+ Start a Discussion
Chris760Chris760 

How to work with PDF (base64) data in APEX as String?

I have a regular old PDF file on my desktop, and that same PDF file is attached to a record in Salesforce.  Now, when I change the PDF's extension on my computer to ".txt", I can then open it and read the texttual data that makes up the file.  I need to extract some data at the beginning of the ".txt" version of the file that details how many pages the PDF consists of, but I need to do this for many PDF files that are already in Salesforce.
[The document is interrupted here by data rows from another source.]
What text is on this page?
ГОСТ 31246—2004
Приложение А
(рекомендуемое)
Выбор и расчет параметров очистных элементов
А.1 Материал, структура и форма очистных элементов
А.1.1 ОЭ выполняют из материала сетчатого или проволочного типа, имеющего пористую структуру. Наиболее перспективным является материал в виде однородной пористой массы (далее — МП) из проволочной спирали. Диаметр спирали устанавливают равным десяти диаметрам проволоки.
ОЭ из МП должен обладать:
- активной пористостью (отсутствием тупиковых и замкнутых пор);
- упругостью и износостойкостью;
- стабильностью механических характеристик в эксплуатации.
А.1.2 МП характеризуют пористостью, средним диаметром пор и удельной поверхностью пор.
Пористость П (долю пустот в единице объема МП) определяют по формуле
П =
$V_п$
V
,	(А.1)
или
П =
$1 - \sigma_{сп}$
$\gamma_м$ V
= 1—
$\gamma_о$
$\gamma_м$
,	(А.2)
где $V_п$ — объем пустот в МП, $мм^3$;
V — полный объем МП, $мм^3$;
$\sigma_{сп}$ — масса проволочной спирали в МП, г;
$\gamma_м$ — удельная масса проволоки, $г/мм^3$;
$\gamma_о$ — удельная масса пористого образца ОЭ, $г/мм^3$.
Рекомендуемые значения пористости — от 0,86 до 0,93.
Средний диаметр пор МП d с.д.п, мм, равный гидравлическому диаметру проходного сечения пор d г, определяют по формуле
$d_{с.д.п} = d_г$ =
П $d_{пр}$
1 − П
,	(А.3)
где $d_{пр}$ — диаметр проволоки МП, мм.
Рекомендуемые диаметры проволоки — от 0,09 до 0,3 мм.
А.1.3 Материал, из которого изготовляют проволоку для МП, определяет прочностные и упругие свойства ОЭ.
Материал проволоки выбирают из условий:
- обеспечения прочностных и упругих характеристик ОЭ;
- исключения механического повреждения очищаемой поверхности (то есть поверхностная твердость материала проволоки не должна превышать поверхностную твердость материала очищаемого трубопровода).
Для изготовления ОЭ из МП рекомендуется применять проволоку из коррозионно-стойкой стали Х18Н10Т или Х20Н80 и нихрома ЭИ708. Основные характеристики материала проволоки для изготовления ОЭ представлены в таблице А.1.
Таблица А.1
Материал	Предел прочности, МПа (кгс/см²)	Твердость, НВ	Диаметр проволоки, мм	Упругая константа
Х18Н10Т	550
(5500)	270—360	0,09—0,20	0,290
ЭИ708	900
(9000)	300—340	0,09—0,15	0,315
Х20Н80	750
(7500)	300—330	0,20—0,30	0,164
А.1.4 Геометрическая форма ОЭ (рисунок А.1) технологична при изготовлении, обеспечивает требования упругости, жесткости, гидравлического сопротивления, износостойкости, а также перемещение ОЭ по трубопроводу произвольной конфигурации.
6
I discovered the "String pdf = System.EncodingUtil.base64Encode(a.Body)" method, which apparently converts the base64 blob representation of the file into an unencoded string... but when I looked at the actual output, I realized that it was totally different compared to the ".txt" version of the PDF on my desktop.  It seems that I'm not encoding/decoding the attachment Body blob to the correct format, but I'm totally clueless as to what to convert it to, or what method I would need to use to convert it.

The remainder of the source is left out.